Research Overview
My research lies at the intersection of topology and theoretical computer science, where I explore how complex structures can be understood, represented, and computed. I focus especially on how topological data analysis (TDA) can extract meaningful patterns from high-dimensional or noisy data, and how tools from complexity theory and parameterized algorithms can make these computations more efficient and scalable.
These themes converge in my work on problems like homology localization and path planning in configuration spaces, where topological and computational perspectives meet. Complexity theory helps identify what makes these problems difficult, while parameterized complexity allows us to isolate the core challenges and design algorithms that adapt to the structure of the data.

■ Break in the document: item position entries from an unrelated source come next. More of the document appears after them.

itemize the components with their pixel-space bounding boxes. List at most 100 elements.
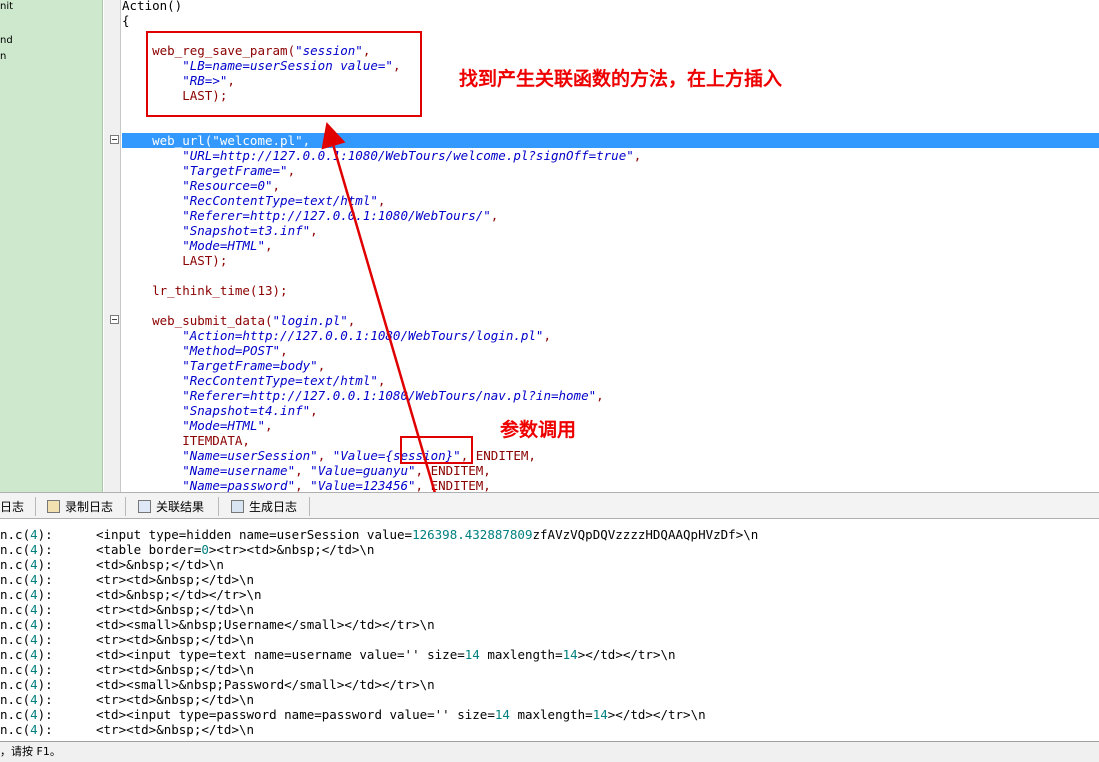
code-line[interactable]: "Method=POST", bbox=[122, 343, 1099, 358]
code-token: "Action=http://127.0.0.1:1080/WebTours/l… bbox=[182, 328, 544, 343]
log-line[interactable]: n.c(4): <tr><td>&nbsp;</td>\n bbox=[0, 692, 254, 707]
code-line[interactable] bbox=[122, 118, 1099, 133]
code-line[interactable]: "Action=http://127.0.0.1:1080/WebTours/l… bbox=[122, 328, 1099, 343]
code-line[interactable]: "Referer=http://127.0.0.1:1080/WebTours/… bbox=[122, 388, 1099, 403]
code-line[interactable]: "Name=password", "Value=123456", ENDITEM… bbox=[122, 478, 1099, 492]
log-source: n.c(4): bbox=[0, 707, 53, 722]
log-source: n.c(4): bbox=[0, 587, 53, 602]
code-line[interactable]: "RecContentType=text/html", bbox=[122, 373, 1099, 388]
code-token: , ENDITEM, bbox=[415, 478, 491, 492]
log-source: n.c(4): bbox=[0, 677, 53, 692]
param-annotation: 参数调用 bbox=[500, 419, 577, 441]
code-token: , bbox=[272, 178, 281, 193]
log-line[interactable]: n.c(4): <td><small>&nbsp;Password</small>… bbox=[0, 677, 435, 692]
log-line[interactable]: n.c(4): <tr><td>&nbsp;</td>\n bbox=[0, 572, 254, 587]
fold-toggle-web-submit-data[interactable] bbox=[110, 315, 119, 324]
log-source: n.c(4): bbox=[0, 557, 53, 572]
fold-toggle-web-url[interactable] bbox=[110, 135, 119, 144]
log-message: <tr><td>&nbsp;</td>\n bbox=[96, 722, 255, 737]
code-line[interactable]: "Name=username", "Value=guanyu", ENDITEM… bbox=[122, 463, 1099, 478]
code-line[interactable]: "URL=http://127.0.0.1:1080/WebTours/welc… bbox=[122, 148, 1099, 163]
code-token: "TargetFrame=body" bbox=[182, 358, 318, 373]
status-text: ，请按 F1。 bbox=[0, 745, 61, 758]
code-token: "RecContentType=text/html" bbox=[182, 193, 378, 208]
code-token: , ENDITEM, bbox=[415, 463, 491, 478]
log-line[interactable]: n.c(4): <td>&nbsp;</td>\n bbox=[0, 557, 224, 572]
tab-generation-log[interactable]: 生成日志 bbox=[231, 497, 297, 517]
log-source: n.c(4): bbox=[0, 632, 53, 647]
editor-gutter bbox=[104, 0, 121, 492]
code-token: , bbox=[633, 148, 642, 163]
log-source: n.c(4): bbox=[0, 572, 53, 587]
code-token: "Name=username" bbox=[182, 463, 296, 478]
log-message: <tr><td>&nbsp;</td>\n bbox=[96, 662, 255, 677]
tree-item-action[interactable]: n bbox=[0, 51, 6, 62]
log-line[interactable]: n.c(4): <table border=0><tr><td>&nbsp;</t… bbox=[0, 542, 374, 557]
code-line[interactable]: "Snapshot=t3.inf", bbox=[122, 223, 1099, 238]
code-line[interactable]: "RecContentType=text/html", bbox=[122, 193, 1099, 208]
code-token: , bbox=[265, 418, 273, 433]
script-tree-pane[interactable]: nit nd n bbox=[0, 0, 103, 492]
code-token: web_submit_data( bbox=[122, 313, 273, 328]
code-line[interactable] bbox=[122, 298, 1099, 313]
output-log[interactable]: n.c(4): <input type=hidden name=userSessi… bbox=[0, 520, 1099, 741]
code-line[interactable]: LAST); bbox=[122, 253, 1099, 268]
code-line[interactable]: { bbox=[122, 13, 1099, 28]
code-line[interactable]: web_submit_data("login.pl", bbox=[122, 313, 1099, 328]
code-line[interactable]: ITEMDATA, bbox=[122, 433, 1099, 448]
code-line[interactable]: web_url("welcome.pl", bbox=[122, 133, 1099, 148]
log-line[interactable]: n.c(4): <tr><td>&nbsp;</td>\n bbox=[0, 632, 254, 647]
tab-record-log[interactable]: 录制日志 bbox=[47, 497, 113, 517]
code-line[interactable]: "TargetFrame=body", bbox=[122, 358, 1099, 373]
code-line[interactable]: lr_think_time(13); bbox=[122, 283, 1099, 298]
tab-log[interactable]: 日志 bbox=[0, 497, 24, 517]
code-token: "URL=http://127.0.0.1:1080/WebTours/welc… bbox=[182, 148, 634, 163]
tree-item-init[interactable]: nit bbox=[0, 1, 13, 12]
code-line[interactable]: "Name=userSession", "Value={session}", E… bbox=[122, 448, 1099, 463]
code-line[interactable]: "TargetFrame=", bbox=[122, 163, 1099, 178]
tab-divider bbox=[218, 497, 219, 516]
log-message: <tr><td>&nbsp;</td>\n bbox=[96, 632, 255, 647]
log-message: <td><small>&nbsp;Password</small></td></… bbox=[96, 677, 435, 692]
log-line[interactable]: n.c(4): <tr><td>&nbsp;</td>\n bbox=[0, 662, 254, 677]
code-token: , bbox=[377, 373, 386, 388]
log-message: <td><small>&nbsp;Username</small></td></… bbox=[96, 617, 435, 632]
code-line[interactable] bbox=[122, 268, 1099, 283]
code-token: "Snapshot=t3.inf" bbox=[182, 223, 311, 238]
log-source: n.c(4): bbox=[0, 662, 53, 677]
log-message: <td><input type=text name=username value… bbox=[96, 647, 676, 662]
log-message: <table border=0><tr><td>&nbsp;</td>\n bbox=[96, 542, 375, 557]
log-source: n.c(4): bbox=[0, 527, 53, 542]
code-token: , bbox=[295, 463, 311, 478]
log-line[interactable]: n.c(4): <tr><td>&nbsp;</td>\n bbox=[0, 722, 254, 737]
tree-item-end[interactable]: nd bbox=[0, 35, 13, 46]
code-line[interactable]: "Mode=HTML", bbox=[122, 418, 1099, 433]
log-line[interactable]: n.c(4): <td><input type=password name=pas… bbox=[0, 707, 706, 722]
param-highlight-box bbox=[400, 436, 473, 464]
code-token: web_url("welcome.pl", bbox=[122, 133, 311, 148]
log-source: n.c(4): bbox=[0, 692, 53, 707]
code-token: Action() bbox=[122, 0, 183, 13]
code-token: "RecContentType=text/html" bbox=[182, 373, 378, 388]
tab-correlation-results[interactable]: 关联结果 bbox=[138, 497, 204, 517]
code-line[interactable]: Action() bbox=[122, 0, 1099, 13]
log-line[interactable]: n.c(4): <input type=hidden name=userSessi… bbox=[0, 527, 758, 542]
log-line[interactable]: n.c(4): <td><input type=text name=usernam… bbox=[0, 647, 676, 662]
code-line[interactable]: "Resource=0", bbox=[122, 178, 1099, 193]
log-line[interactable]: n.c(4): <tr><td>&nbsp;</td>\n bbox=[0, 602, 254, 617]
code-line[interactable]: "Referer=http://127.0.0.1:1080/WebTours/… bbox=[122, 208, 1099, 223]
code-line[interactable]: "Mode=HTML", bbox=[122, 238, 1099, 253]
code-token: , bbox=[310, 223, 318, 238]
log-source: n.c(4): bbox=[0, 647, 53, 662]
log-line[interactable]: n.c(4): <td>&nbsp;</td></tr>\n bbox=[0, 587, 262, 602]
code-line[interactable]: "Snapshot=t4.inf", bbox=[122, 403, 1099, 418]
code-token: "login.pl" bbox=[272, 313, 348, 328]
log-line[interactable]: n.c(4): <td><small>&nbsp;Username</small>… bbox=[0, 617, 435, 632]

I'm also branching into applied robotics, where topology and complexity theory offer powerful tools for motion planning, configuration space analysis, and spatial reasoning. Locally, I collaborate with colleagues who bring deep expertise in this area, and I’m excited to explore the connections between discrete math, geometry, and real-world robotics.
Alongside my theoretical work, I am developing a research program in pedagogy, focused on fostering a paradigm shift toward democratic education in higher education (and beyond). Since no fully realized framework yet exists, I approach this as both a theoretical and practical endeavor—building foundational concepts, mapping existing approaches, and drawing on my own classroom practice. This includes creating a theoretical model, assembling a literature survey, developing a practical guidebook, and conducting empirical studies. My goal is to help shape a pedagogy rooted in agency, community, responsibility, and freedom—values that align closely with the way I approach both research and supervision.